Jakarta, CNN Indonesia -- Kelompok pelobi senjata api, Asosiasi Senapan Nasional (NRA) mengatakan penembakan di Orlando yang menewaskan 50 orang adalah salah pemerintahan Obama. NRA mengatakan, rencana Obama melarang penjualan senjata api tetap tidak akan berhasil kendati penembakan terus terjadi di Amerika Serikat.
Dalam tulisan opini di
USA Today, Selasa (14/6) direktur eksekutif NRA, Chris Cox, mengatakan bahwa upaya untuk menghapuskan Amandemen Kedua Konstitusi AS soal kebebasan memiliki senjata api malah justru akan membuat warga Amerika ketakutan.
"Mereka [pemerintah Obama] putus asa dalam menciptakan ilusi bahwa mereka telah melakukan sesuatu untuk melindungi kita karena kebijakan mereka tidak bisa dan tidak akan membuat kita aman," kata Cox.
ADVERTISEMENT
SCROLL TO CONTINUE WITH CONTENT
Pelaku Omar Mir Seddique Mateen, menembaki para pengunjung kelab gay di Orlando dan menewaskan 49 orang. Mateen yang mengaku telah berbaiat kepada ISIS tewas dalam serbuan polisi.
Cox menyinggung soal Mateen yang telah beberapa kali diinterogasi FBI. Menurut Cox, Mateen tidak bisa dihentikan saat itu karena Obama menerapkan "pembenaran politik".
Pembenaran politik atau
political correctness adalah istilah yang digunakan di AS untuk menyebutkan bahwa sebuah kebijakan, perkataan atau keputusan pemerintah diambil dengan sangat hati-hati agar tidak menyinggung kelompok tertentu.

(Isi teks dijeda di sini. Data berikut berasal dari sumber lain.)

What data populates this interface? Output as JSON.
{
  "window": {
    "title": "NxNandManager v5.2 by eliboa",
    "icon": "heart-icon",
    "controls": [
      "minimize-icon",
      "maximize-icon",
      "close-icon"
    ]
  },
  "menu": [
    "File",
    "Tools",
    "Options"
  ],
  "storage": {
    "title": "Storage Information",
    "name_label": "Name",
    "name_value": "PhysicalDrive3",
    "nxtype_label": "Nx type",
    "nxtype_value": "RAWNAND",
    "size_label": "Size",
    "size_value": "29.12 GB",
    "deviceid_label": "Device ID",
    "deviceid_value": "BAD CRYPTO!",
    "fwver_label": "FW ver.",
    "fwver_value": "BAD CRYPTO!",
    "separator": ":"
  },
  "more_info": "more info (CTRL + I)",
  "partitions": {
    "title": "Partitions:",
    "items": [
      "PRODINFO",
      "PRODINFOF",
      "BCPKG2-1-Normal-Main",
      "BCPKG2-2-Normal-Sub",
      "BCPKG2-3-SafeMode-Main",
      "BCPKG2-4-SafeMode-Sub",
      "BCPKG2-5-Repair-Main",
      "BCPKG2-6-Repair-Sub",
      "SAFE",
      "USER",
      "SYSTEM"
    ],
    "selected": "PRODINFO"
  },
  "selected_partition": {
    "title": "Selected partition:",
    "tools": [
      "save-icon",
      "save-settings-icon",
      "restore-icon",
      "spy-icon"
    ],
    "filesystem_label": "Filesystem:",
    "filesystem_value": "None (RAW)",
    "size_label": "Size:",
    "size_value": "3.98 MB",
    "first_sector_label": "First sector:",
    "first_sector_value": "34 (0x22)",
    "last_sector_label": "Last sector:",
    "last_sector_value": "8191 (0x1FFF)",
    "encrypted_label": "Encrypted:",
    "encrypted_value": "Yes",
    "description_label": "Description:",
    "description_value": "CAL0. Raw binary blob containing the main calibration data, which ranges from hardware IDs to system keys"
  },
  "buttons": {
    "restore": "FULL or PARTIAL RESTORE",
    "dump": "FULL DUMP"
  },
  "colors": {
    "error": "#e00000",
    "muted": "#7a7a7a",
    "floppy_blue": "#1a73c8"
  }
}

"Sayangnya, pembenaran politik pemerintah Obama mencegah dilakukannya sesuatu terhadap hal tersebut," tulis Cox.
Presiden Obama usai peristiwa itu sekali lagi menyerukan larangan penjualan
senapan serbu yang biasa digunakan dalam penembakan massal. Menurut Cox, larangan tersebut tidak bisa mencegah penyerangan-penyerangan seperti di San Bernardino, Brussels atau Paris.
"Para pemilik senjata yang taat hukum lelah disalahkan atas tindakan orang gila dan teroris. [Senjata] semi-otomatis adalah senjata api paling populer yang dijual di Amerika untuk olahraga menembak, berburu dan pertahanan diri," ujar Cox.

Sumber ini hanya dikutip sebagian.